Aptitudes et contre-indications
L'intérêt du travail de Joseph Torg n'est pas d'avoir découvert un nouvel indice radiologique pour la recherche d'un canal cervical étroit, mais d'appliquer cette notion à une population de sportifs professionnels. Ce qui entraîne des conséquence sur leur aptitude à pratiquer un sport de collision, en fonction d'une classification de contre-indications absolues, relatives ou absentes.
Le deuxième intérêt de l'étude de Torg est d'avoir montré, par une étude biomécanique des impacts cervicaux dans le jeu et de leur conséquences lésionnelles potentielles, la nécessité de modifier et de supprimer certaines règles ou phases de jeu entraînant un trop grand facteur de risque. On a constaté la baisse des accidents tétraplégiques après modification d'une phase de jeu spécifique.

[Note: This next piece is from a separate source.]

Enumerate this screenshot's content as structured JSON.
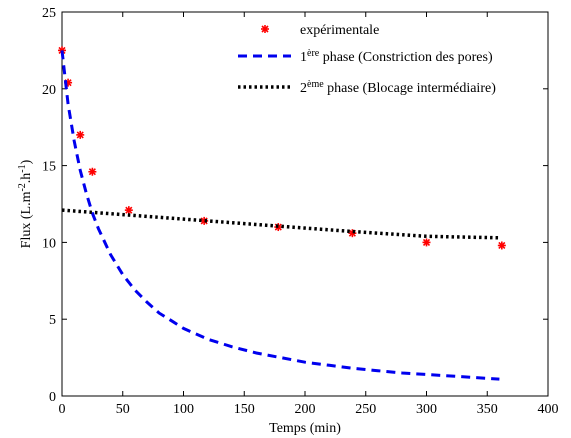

Ce protocole de dépistage radiologique simple a été adopté par la Ligue nationale de rugby à Bordeaux en mai 2002, en accord avec le Pr Sénégas. Il s'applique à tous les joueurs au poste de première ligne des clubs professionnels, particulièrement exposés dans les phases de mêlée, ainsi qu'à tous les jeunes joueurs intégrant les centres de formation professionnels à l'âge de 18 ans.
Le passeport du rugbyman
Par ailleurs, la Fédération française de rugby a élaboré le passeport du rugbyman (Dr Bagate). Il propose des examens de dépistage radiologiques, en fonction de l'examen clinique, au médecin examinateur dans le cadre du certificat de non-contre-indication à la pratique du rugby.
En Nouvelle Zélande, on a enregistré une baisse des accidents graves du rachis cervical depuis la modification de règles de jeu et la mise en place d'un plan de prévention par les sociétés d'assurances (ACC).
Le nombre de blessures cervicales graves a chuté au cours de cette dernière décennie dans le rugby, sport dit de collision, depuis la prise en compte de données d'aptitude physique. Elle repose sur un screening clinique, morphologique et radiologique des joueurs ou futurs joueurs, par une meilleure préparation physique et par la modification de certaines règles du jeu. En témoignent la diminution des accidents graves du rachis cervical dans les phases de mêlée après modification des règles spécifiques et une plus grandes vigilance des arbitres, qui permet d'atténuer l'image négative de ces accidents graves, mais fort heureusement rares, dans ce sport.